Amrou Awaysheh, OneAmerica Foundation Endowed Chair and associate professor of operations and supply chain management, is among eight IUPUI faculty members honored as 2023 Research Frontiers Trailblazers. Awaysheh is the first Kelley School of Business Indianapolis faculty member who’s received this annual award from the Indianapolis campus’s vice chancellor for research.
The award recognizes associate professors in the first three years of their academic appointment who have made exceptional research contributions in their field. This year’s recipients mark the largest group of honorees in the award’s history, joining 35 others who have been recognized since the award’s inception in 2010.
Awaysheh’s research focuses on how firms leverage and understand their data, enhancing their operations and supply chains to improve their financial performance. He examines how firms integrate and manage socially responsible practices in their operations and supply chains to enhance profitability and improve firm valuations. Two recent research projects focused on reducing industrial water and studying employee performance feedback and its relationship to productivity.

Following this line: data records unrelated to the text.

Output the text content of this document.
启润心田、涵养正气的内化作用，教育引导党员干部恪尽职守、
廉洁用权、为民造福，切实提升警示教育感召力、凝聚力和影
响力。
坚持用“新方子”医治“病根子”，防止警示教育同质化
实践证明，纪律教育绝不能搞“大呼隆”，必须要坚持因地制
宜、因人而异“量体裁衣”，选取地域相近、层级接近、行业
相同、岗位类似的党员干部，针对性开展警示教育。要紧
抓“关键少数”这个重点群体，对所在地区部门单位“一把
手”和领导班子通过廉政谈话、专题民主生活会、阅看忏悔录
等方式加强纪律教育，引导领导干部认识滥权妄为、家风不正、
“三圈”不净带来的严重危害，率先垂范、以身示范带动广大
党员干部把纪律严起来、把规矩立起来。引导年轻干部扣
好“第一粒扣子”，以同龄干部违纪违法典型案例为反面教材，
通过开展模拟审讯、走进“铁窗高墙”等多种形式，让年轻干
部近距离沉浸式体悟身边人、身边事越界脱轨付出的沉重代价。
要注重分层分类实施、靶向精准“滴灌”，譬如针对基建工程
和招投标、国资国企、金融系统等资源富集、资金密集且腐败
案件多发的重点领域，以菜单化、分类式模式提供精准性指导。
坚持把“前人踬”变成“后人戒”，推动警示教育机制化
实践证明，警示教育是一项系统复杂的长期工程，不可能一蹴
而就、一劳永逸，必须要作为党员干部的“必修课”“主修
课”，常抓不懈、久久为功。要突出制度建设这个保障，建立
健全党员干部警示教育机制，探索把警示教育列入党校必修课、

Awaysheh is the executive director of the IU Business Sustainability and Innovation Lab, which he founded in 2021 to help companies understand and implement sustainable practices. He also is the founding director of the IU IoT Energy Efficiency Lab, and he teaches in the Evening MBA and Physician MBA programs. His course on operations management is required by all students. He also teaches a course on technology and innovation as well as Sustainable Operations. In the Physician MBA Program, Amrou leads the operations management course, which introduces physicians to operations management concepts and tools they can use to produce better quality care, lower costs and increase revenue. Ultimately, he is teaching Kelley students how to create value in an organization through sustainability, process improvement and strategic thinking.
Awaysheh has managed over 70 global corporate social responsibility initiatives that address how companies integrate sustainability within their operations and supply chains by eliminating waste to landfills; decreasing energy consumption and carbon emissions; reducing water extraction; and improving stakeholder livelihoods. He frequently consults with corporate boards on sustainability strategies. These projects also have an impact on firm finances by having increased machine availability, higher employee productivity, lower resource consumption, and higher production quality. The cumulative impact of Awaysheh’s research has resulted in savings of more than $2.3 billion and revenue increases of more than $1.8 billion. Combined, these projects directed over $554 million of investments. In addition to these financial impacts, these projects had a positive impact on the environment. To date, the combined impact that these projects have is that they prevented over 34.67 million tons of CO2 emissions, diverted more than 6.56 million tons pounds of waste and plastics from landfills, prevented the extraction of 134 billion gallons of water, and reduced more than 152 trillion British thermal unit (BTU) of energy.
“What makes my research different is we’re looking at specific practices that companies are implementing. With real time data, we can see results quite quickly and adjust if needed,” Awaysheh said. “Another unique component is we’re engaging with companies, so our data is not something theoretical or a book exercise. We’re actually on the factory floor, understanding the supply chains, in the trucks, understanding what behaviors are being put in place, and seeing how we can improve them.”
Awaysheh’s work centers on how a firm leverages its data, he has worked on the installation of energy smart meters, which gather consumption data from roughly 250 facilities across the globe generating more than 30 billion data points.
“We’ve since grown what we do, we and now are involved in the digitization of entire factories. This allows managers to have a true digital twin and better understanding of what is happening and allows companies to leverage AI,” Awaysheh said. As part of the digitization, data is collected on employee performance and machine metrics that help predict when machines need preventative maintenance. Data from these categories are measured by sensors and AI technology and populated in real time to online dashboards that Awaysheh’s team monitors.
Awaysheh hopes his legacy is helping to reshape how society views sustainability. “I want to help society understand how strategic sustainable practices generate value for everyone. When we can do that, we’ll make the world a better place,” he said.
Awaysheh holds a PhD in operations management, an MBA, and a bachelor’s degree in international politics and relations from the University of Western Ontario Richard Ivey School of Business.